There are two cases that need to be distinguished. Do you need to know the cache sizes at compile time or at runtime?
Determining the cache-size at compile-time
For some applications, you know the exact architecture that your code will run on, for example, if you can compile the code directly on the host machine. In that case, simplify looking up the size and hard-coding it is an option (could be automated in the build system). On most machines today, the L1 cache line should be 64 bytes.
If you want to avoid that complexity or if you need to support compilation on unknown architectures, you can use the C++17 feature std::hardware_constructive_interference_size as a good fallback. It will provide a compile-time estimation for the cache line, but be aware of its limitations. Note that the compiler cannot guess perfectly when it creates the binary, as the size of the cache-line is, in general, architecture dependent.
Determining the cache-size at runtime
At runtime, you have the advantage that you know the exact machine, but you will need platform specific code to read the information from the OS. A good starting point is the code snippet from this answer, which supports the major platforms (Windows, Linux, MacOS).

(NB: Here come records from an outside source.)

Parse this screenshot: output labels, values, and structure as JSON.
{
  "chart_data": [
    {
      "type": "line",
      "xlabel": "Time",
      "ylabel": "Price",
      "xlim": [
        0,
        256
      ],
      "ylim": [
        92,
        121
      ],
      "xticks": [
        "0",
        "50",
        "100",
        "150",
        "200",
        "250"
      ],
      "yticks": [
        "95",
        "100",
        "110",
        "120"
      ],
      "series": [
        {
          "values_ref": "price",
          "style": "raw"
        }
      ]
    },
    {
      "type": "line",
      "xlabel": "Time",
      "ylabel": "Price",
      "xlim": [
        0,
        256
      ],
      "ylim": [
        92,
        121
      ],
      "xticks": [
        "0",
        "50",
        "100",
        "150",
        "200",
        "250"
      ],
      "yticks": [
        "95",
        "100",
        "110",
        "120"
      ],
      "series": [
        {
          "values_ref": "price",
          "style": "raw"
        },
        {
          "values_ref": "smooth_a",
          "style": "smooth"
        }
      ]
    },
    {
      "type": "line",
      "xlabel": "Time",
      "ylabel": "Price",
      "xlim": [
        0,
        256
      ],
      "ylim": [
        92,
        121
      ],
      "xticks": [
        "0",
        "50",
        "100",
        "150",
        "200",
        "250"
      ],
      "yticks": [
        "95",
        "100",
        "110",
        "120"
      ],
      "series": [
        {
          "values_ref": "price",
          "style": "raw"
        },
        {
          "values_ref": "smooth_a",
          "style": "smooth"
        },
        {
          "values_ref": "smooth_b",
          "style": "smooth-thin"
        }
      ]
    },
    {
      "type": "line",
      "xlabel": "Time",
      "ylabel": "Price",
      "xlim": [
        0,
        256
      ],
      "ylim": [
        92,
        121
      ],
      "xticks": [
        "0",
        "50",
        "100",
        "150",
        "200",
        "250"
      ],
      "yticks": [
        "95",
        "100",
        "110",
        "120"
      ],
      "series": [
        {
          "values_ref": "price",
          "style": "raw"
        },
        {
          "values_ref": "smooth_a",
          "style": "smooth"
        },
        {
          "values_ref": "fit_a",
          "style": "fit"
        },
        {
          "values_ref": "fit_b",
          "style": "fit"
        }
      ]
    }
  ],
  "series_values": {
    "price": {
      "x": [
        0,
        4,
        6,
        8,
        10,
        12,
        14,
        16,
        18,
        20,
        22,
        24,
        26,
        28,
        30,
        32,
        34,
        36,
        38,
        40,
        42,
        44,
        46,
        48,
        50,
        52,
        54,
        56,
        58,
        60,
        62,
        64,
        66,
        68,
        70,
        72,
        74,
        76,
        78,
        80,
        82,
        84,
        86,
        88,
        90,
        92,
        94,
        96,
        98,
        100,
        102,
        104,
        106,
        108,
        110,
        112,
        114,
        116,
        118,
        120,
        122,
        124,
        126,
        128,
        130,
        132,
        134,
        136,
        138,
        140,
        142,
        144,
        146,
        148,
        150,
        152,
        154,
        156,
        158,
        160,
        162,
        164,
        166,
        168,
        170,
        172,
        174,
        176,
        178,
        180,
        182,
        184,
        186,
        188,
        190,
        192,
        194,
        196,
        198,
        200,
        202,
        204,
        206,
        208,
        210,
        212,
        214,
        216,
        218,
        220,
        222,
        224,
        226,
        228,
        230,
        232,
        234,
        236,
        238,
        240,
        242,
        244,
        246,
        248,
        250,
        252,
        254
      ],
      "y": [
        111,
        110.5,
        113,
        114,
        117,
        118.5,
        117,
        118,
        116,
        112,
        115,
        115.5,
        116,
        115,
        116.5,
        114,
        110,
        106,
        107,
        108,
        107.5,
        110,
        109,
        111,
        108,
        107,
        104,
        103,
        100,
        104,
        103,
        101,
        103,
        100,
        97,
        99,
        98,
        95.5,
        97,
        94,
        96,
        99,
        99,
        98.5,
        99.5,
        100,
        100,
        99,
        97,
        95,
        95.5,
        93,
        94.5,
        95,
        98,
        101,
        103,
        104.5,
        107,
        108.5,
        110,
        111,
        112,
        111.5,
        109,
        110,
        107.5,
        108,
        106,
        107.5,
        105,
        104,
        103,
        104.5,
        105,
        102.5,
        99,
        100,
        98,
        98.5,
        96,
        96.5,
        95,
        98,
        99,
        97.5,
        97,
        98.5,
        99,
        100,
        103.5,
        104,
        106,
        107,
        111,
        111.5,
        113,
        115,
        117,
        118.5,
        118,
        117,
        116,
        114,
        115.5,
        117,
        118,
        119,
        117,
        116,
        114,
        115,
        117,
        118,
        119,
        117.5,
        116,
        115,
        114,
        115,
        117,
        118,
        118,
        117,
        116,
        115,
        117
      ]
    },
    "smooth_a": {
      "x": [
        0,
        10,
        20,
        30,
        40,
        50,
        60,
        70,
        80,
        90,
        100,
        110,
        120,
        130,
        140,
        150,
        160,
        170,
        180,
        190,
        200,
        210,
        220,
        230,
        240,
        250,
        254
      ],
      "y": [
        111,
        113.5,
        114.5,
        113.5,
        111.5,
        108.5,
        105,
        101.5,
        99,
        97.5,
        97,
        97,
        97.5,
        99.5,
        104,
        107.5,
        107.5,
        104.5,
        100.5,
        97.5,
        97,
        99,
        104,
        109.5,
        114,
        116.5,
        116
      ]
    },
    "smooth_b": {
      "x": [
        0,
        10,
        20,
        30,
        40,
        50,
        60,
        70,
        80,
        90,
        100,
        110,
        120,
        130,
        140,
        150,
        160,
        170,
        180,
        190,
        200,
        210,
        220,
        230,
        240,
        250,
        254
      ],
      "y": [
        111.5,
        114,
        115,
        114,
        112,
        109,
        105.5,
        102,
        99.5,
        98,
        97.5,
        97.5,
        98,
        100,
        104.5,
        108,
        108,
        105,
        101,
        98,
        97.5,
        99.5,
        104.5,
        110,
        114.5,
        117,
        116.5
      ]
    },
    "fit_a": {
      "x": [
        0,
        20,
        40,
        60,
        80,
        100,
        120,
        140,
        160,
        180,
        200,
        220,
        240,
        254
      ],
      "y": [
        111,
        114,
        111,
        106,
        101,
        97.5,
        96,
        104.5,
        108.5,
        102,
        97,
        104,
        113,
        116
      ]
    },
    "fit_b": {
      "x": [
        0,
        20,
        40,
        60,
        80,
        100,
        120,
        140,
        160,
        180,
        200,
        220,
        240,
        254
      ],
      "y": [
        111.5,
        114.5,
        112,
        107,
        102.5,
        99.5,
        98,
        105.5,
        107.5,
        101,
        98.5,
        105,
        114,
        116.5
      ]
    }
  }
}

In a similar fashion, you can also read the L2 cache size at runtime.
I would advise against trying to guess the cache line by running benchmarks at startup and measuring which one performed best. It might well work, but it is also error-prone if the CPU is used by other processes.
Combining both approaches
If you have to ship one binary and the machines that it will later run on features a range of different architectures with varying cache sizes, you could create specialized code parts for each cache size, and then dynamically (at application startup) choose the best fitting one.